Documentários como “Everything is a Remix“ destacam como a criatividade está intrinsecamente ligada à remixagem de ideias existentes. O livro “Roube Como Um Artista“, de Austin Kleon, reforça essa ideia ao argumentar que nada é completamente original e que toda criação é uma combinação de influências pré-existentes. As IAs, ao processarem dados e criarem novos conteúdos, seguem um princípio semelhante, sendo uma extensão tecnológica do processo criativo humano.
A idade bate: Uso este documentário e/ou suas premissas em sala de aula já vai quase 15 anos.

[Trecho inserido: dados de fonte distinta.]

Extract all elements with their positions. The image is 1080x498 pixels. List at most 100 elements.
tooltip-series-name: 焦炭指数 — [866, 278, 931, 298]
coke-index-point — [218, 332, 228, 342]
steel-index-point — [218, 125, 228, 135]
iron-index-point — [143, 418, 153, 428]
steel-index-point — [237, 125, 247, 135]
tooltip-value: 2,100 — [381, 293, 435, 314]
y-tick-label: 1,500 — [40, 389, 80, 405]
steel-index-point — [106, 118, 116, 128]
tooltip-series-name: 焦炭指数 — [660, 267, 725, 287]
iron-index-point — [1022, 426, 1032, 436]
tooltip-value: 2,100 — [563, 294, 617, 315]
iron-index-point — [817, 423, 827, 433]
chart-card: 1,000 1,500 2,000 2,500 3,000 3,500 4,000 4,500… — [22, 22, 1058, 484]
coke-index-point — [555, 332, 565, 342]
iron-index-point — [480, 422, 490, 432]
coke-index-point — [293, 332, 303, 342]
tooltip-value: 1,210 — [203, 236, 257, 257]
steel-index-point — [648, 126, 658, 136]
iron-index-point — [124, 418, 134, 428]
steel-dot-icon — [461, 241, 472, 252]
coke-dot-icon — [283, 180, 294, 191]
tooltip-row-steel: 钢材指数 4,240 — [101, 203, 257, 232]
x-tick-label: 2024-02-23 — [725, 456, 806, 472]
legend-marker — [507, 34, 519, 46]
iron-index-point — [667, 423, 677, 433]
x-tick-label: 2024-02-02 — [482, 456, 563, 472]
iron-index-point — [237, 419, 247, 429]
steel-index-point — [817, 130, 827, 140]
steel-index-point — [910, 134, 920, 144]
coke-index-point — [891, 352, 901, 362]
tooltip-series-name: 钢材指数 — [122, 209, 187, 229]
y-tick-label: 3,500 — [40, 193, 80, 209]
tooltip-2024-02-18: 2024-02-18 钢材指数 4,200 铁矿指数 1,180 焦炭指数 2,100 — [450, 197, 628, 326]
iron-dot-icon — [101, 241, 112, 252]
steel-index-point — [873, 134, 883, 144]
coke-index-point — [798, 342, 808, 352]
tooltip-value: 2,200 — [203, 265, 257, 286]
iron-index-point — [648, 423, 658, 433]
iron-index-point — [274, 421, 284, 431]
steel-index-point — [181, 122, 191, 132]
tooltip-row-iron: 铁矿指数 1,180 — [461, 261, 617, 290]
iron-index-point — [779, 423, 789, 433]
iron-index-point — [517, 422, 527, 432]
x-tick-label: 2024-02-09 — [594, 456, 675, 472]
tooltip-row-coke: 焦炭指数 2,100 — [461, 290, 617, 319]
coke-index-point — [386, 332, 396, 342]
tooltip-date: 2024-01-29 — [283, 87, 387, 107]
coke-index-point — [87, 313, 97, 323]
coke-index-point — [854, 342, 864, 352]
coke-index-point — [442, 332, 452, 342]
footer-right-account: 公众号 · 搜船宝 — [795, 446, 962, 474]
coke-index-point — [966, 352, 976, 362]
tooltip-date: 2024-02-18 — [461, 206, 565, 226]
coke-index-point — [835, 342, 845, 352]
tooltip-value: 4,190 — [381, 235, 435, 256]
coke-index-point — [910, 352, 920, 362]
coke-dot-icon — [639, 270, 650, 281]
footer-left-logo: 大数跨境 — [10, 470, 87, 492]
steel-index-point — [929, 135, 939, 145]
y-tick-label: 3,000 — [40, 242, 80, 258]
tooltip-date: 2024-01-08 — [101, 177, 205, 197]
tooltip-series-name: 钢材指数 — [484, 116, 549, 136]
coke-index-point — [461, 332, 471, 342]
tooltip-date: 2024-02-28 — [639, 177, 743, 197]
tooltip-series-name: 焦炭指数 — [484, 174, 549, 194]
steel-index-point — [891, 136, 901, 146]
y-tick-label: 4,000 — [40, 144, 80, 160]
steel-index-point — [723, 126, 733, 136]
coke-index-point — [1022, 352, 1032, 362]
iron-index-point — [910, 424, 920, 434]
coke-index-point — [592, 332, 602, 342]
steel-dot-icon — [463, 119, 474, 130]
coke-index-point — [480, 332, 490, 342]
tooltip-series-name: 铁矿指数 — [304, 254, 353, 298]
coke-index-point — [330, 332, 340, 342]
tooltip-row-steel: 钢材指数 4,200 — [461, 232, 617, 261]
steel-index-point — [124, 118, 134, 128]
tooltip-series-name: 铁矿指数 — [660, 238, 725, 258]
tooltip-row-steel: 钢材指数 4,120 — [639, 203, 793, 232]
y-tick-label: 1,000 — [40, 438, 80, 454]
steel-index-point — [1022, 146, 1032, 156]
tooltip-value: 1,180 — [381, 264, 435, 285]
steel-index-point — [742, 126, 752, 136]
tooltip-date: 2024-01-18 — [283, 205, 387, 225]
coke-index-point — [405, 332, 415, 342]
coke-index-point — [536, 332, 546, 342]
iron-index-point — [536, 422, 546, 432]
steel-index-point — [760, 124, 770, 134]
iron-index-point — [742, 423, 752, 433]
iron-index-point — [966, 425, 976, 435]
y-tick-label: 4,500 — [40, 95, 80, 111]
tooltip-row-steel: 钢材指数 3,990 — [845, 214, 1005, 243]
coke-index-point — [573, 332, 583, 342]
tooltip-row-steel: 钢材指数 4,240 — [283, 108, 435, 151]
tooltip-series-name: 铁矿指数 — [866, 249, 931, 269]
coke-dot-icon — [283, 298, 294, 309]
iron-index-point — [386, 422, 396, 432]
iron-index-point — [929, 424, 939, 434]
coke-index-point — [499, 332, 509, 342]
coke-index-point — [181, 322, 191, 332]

Sem surpresas pois: Tudo que sai, é consequência do repertório que entrou.
Então…
Qualquer artista, quando cria, também "rouba" de outros artistas e alimenta seu imaginário epistemológico, sem autorização e – naturalmente – involuntariamente.
Every[fucking]Thing is a Remix.https://t.co/beLwARJHzW
— fábio caparica (@caparica1975) June 4, 2024
“Resistance is futile“, como dizem os Borgs/Dorcons. A aceitação e adaptação são os caminhos mais viáveis para prosperar no ambiente em constante mudança que caracteriza o capitalismo moderno.
Referências bibliográficas
- FERGUSON, Kirby. Everything is a Remix. Disponível em: Everything is a Remix.
- KLEON, Austin. Roube Como Um Artista. Rio de Janeiro: Rocco, 2013.
- MARX, Karl. O Capital: Crítica da Economia Política. São Paulo: Boitempo, 2013.